Bittere Erkenntnis

Putins Krieg gegen die Bevölkerung der Ukraine bringt nicht nur unermessliches Leid für die Menschen, sondern ist auch für die Natur und das Klima eine Katastrophe.

Der Ukraine-Krieg macht unmissverständlich deutlich, wie wichtig es ist, dass wir unsere Abhängigkeit von fossilen Energien endlich stoppen – für das Klima, aber auch für Frieden in Europa. Erst kürzlich hat der IPCC Bericht wieder gezeigt, welche dramatischen Auswirkungen die Klimakrise auf Ökosysteme, die biologische Vielfalt, Menschen und Gesellschaften bereits hat. Wenn es so weitergeht wie bisher, wird die Klimakrise weltweit weitere Konflikte anheizen und Menschen so ihre Lebensgrundlagen rauben.

Zitat aus Change.org  Neuigkeit zur Petition  Wir gehen auf die Straße - für Klimaschutz und Frieden!

Eindeutige Folgerung

Frieden bleibt für ein angstfreies Leben, für den Natur- und Klimaschutz fundamental.

 

"... Für mich ist noch klarer geworden, dass die größte Friedensdividende für fast alle Nationen in der rasch erhöhten Nutzung der erneuerbaren Energieträger liegt, weil die Sonne auf jedes Land scheint und der Wind an vielen Küsten recht zuverlässig bläst.

Eine weitere für alle gleichermaßen zugängliche Friedensdividende ist die Steigerung der Effizienz bei der Energie- und Ressourcennutzung, für die wir eine politisch stärkere Initiative brauchen."

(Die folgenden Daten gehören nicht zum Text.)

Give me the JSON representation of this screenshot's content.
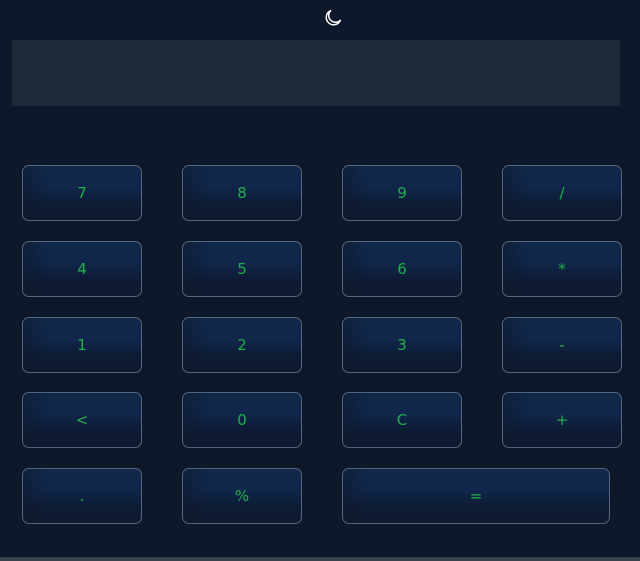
{
  "header": {
    "theme_toggle_icon": "crescent-moon-icon"
  },
  "display": {
    "value": ""
  },
  "keypad": {
    "rows": [
      [
        "7",
        "8",
        "9",
        "/"
      ],
      [
        "4",
        "5",
        "6",
        "*"
      ],
      [
        "1",
        "2",
        "3",
        "-"
      ],
      [
        "<",
        "0",
        "C",
        "+"
      ],
      [
        ".",
        "%",
        "="
      ]
    ]
  },
  "colors": {
    "background": "#0e182b",
    "display_background": "#1e2a3a",
    "key_text": "#1fb04a",
    "key_border": "#55657c",
    "icon": "#ffffff"
  }
}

Zitat aus Interview von Jörg Staude mit Professor Hartmut Graßl, Physiker und Meteorologe in Klimareporter° vom 27.2.2022

Das ganze Interview hier

„Putins Angriff auf die Ukraine verurteilen wir scharf. Bundestag und Bundesregierung reagieren mit beachtlichem Handlungswillen. Das ist beeindruckend und richtig. Die große Herausforderung, Versorgungssicherheit künftig auch ohne russische Energieimporte zu gewährleisten, lässt sich nicht mit Rezepten aus der Vergangenheit lösen. Echte Unabhängigkeit schaffen nur naturverträgliche erneuerbare Energien - Wind und Sonne gehören schließlich niemandem. Außerdem sollten Staat, Wirtschaft und Bevölkerung Anstrengungen unternehmen den Energieverbrauch deutlich zu senken."

NABU-Präsident Jörg-Andreas Krüger

Anforderungen bei Natur- und Klimaschutz bleiben

„Putins Krieg gegen die Ukraine zeigt bitter auf, wie sehr politische Versäumnisse der Vergangenheit zu einem Sicherheitsproblem der Gegenwart geworden sind. Aufgrund dieser neuen, akuten Krise dürfen diealtenKrisen jedoch nicht weniger intensiv bearbeitet werden. Ein Teil der aktuell vorgetragenen Ideen hat sogar das Potenzial die Situation bei Natur und Klima dramatisch zu verschlechtern. Mehr denn je heißt es raus aus fossilen Energieträgern - schnell und konsequent. Eine ernsthaft geführte Debatte kommt an Energieeinsparungen nicht vorbei. Das Tempolimit gehört deshalb auf den Tisch, die staatliche Subvention von Sprit wieder in die Mottenkiste.“

NABU-Präsident Jörg-Andreas Krüger

Wir haben kein Flächenproblem, sondern ein Nutzungsproblem.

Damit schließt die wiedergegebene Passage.